Pescavano le cozze di fronte a viale Trieste: sequestro e multa da 4000 euro

PESCA – Ancora un colpo inferto dalla Guardia Costiera di Pesaro agli autori di pesca illecita. I militari stavolta nell’ambito delle attività di verifica periodica sono ritornati a contrastare gli episodi di esercizio illegale della pesca sportiva.

In particolare, dopo il sequestro di tonni e le “salate” sanzioni amministrative a carico dei trasgressori lo scorso mese di aprile, questa volta tocca ai pescatori di mitili non autorizzati.

Tra questi, alcuni subacquei locali intenti – come si suol dire in gergo – “a fare le cozze” alle scogliere lungo viale Trieste.

Anche in questo ultimo caso sequestrato il bottino, pari a kg.25 di cozze ben oltre il limite di kg.5 consentito a pescatore sportivo, bottino questo che probabilmente sarebbe stato immesso sul mercato, privo di ogni tracciabilità e senza preventivo controllo sanitario.

Salatissima la multa inflitta, che in base al quantitativo pescato supera i 4000 euro.

Monitorata anche la situazione della pesca sportiva in zone non autorizzate del porto culminata anch’essa in diversi casi con le relative sanzioni amministrative.

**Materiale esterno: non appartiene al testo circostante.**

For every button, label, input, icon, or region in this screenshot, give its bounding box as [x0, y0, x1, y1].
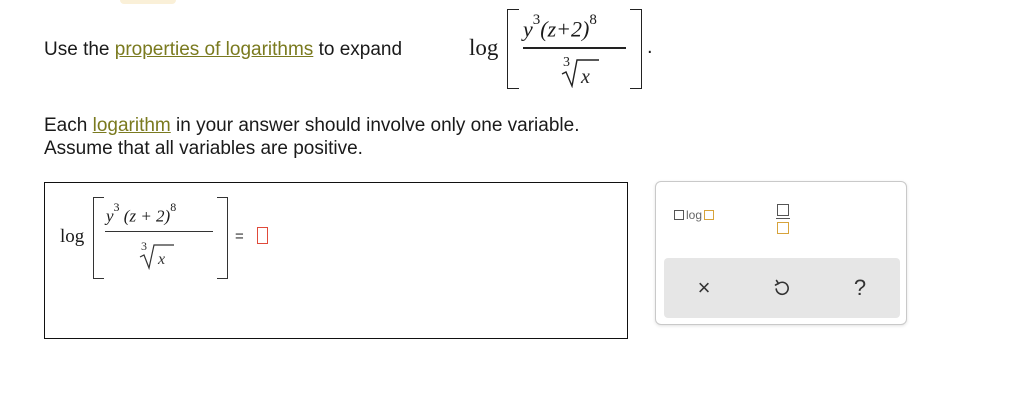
- numerator-paren: (z+2): [540, 16, 590, 42]
- question-prefix: Use the: [44, 39, 115, 60]
- answer-numerator-base: y: [106, 206, 114, 226]
- fraction-template-icon: [777, 204, 789, 216]
- fraction-denominator-placeholder-icon: [777, 222, 789, 234]
- radicand: x: [580, 66, 590, 88]
- answer-box[interactable]: log y3 (z + 2)8 3 x =: [44, 182, 628, 339]
- answer-numerator-paren: (z + 2): [123, 206, 171, 226]
- answer-numerator-base-exponent: 3: [113, 200, 120, 214]
- expression-denominator: 3 x: [560, 52, 600, 89]
- root-index: 3: [563, 55, 570, 70]
- log-template-icon: [674, 210, 684, 220]
- question-suffix: to expand: [313, 39, 403, 60]
- clear-button[interactable]: ×: [690, 274, 718, 302]
- instruction-prefix: Each: [44, 115, 93, 136]
- undo-button[interactable]: [768, 274, 796, 302]
- answer-equals: =: [235, 228, 244, 245]
- fraction-bar: [523, 47, 626, 49]
- help-button[interactable]: ?: [846, 274, 874, 302]
- top-tab-indicator: [120, 0, 176, 4]
- answer-fraction-bar: [105, 231, 213, 232]
- undo-icon: [774, 279, 789, 296]
- help-icon: ?: [853, 275, 867, 300]
- instruction-suffix: in your answer should involve only one v…: [170, 115, 580, 136]
- right-bracket: [630, 9, 642, 89]
- properties-of-logarithms-link[interactable]: properties of logarithms: [115, 39, 314, 60]
- answer-cube-root-sign: 3 x: [139, 239, 174, 271]
- answer-input[interactable]: [257, 227, 268, 244]
- answer-radicand: x: [157, 251, 165, 268]
- question-text: Use the properties of logarithms to expa…: [44, 38, 402, 62]
- answer-log: log: [60, 226, 85, 247]
- numerator-paren-exponent: 8: [589, 12, 597, 28]
- expression-numerator: y3(z+2)8: [523, 12, 597, 42]
- instruction-line-1: Each logarithm in your answer should inv…: [44, 114, 579, 137]
- palette-action-bar: × ?: [664, 258, 900, 318]
- logarithm-link[interactable]: logarithm: [93, 115, 171, 136]
- fraction-template-button[interactable]: [776, 202, 790, 238]
- clear-icon: ×: [697, 275, 711, 300]
- log-template-button[interactable]: log: [674, 208, 715, 222]
- left-bracket: [507, 9, 519, 89]
- instruction-line-2: Assume that all variables are positive.: [44, 138, 363, 159]
- fraction-template-bar: [776, 218, 790, 220]
- numerator-base-exponent: 3: [532, 12, 541, 28]
- answer-root-index: 3: [141, 239, 147, 253]
- instructions: Each logarithm in your answer should inv…: [44, 114, 579, 160]
- log-argument-placeholder-icon: [704, 210, 715, 220]
- cube-root-sign: 3 x: [561, 55, 599, 89]
- answer-left-bracket: [93, 197, 104, 279]
- math-palette: log × ?: [655, 181, 907, 325]
- answer-numerator-paren-exponent: 8: [170, 200, 177, 214]
- answer-denominator: 3 x: [139, 237, 175, 271]
- expression-log: log: [469, 35, 499, 60]
- answer-right-bracket: [217, 197, 228, 279]
- question-period: .: [647, 36, 653, 58]
- answer-numerator: y3 (z + 2)8: [106, 200, 176, 227]
- log-template-label: log: [686, 208, 703, 222]
- numerator-base: y: [523, 16, 533, 42]
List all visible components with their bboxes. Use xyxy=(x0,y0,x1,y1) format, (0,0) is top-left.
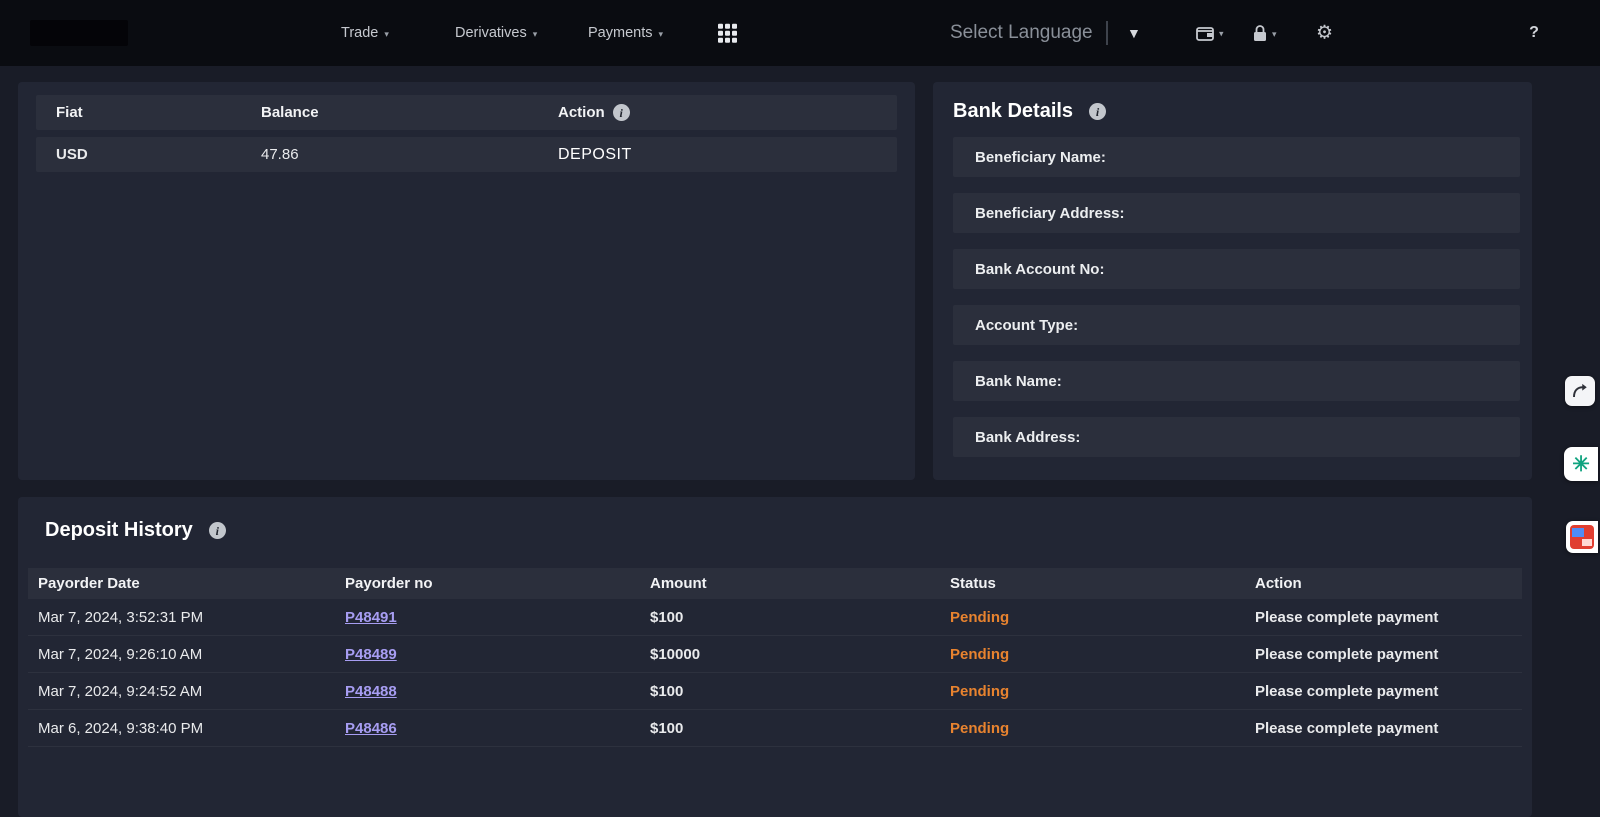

L’attenzione della Guardia Costiera di Pesaro è molto alta sul tema della pesca illecita anche sportiva, a tutela non solo del consumatore, ma di tutti coloro che esercitano l’attività in modo regolare, in un contesto quello pesarese, tradizionalmente legato alla piccola pesca professionale ed alla pesca sportiva anche agonistica, con tutti i profili di difesa dell’immagine locale.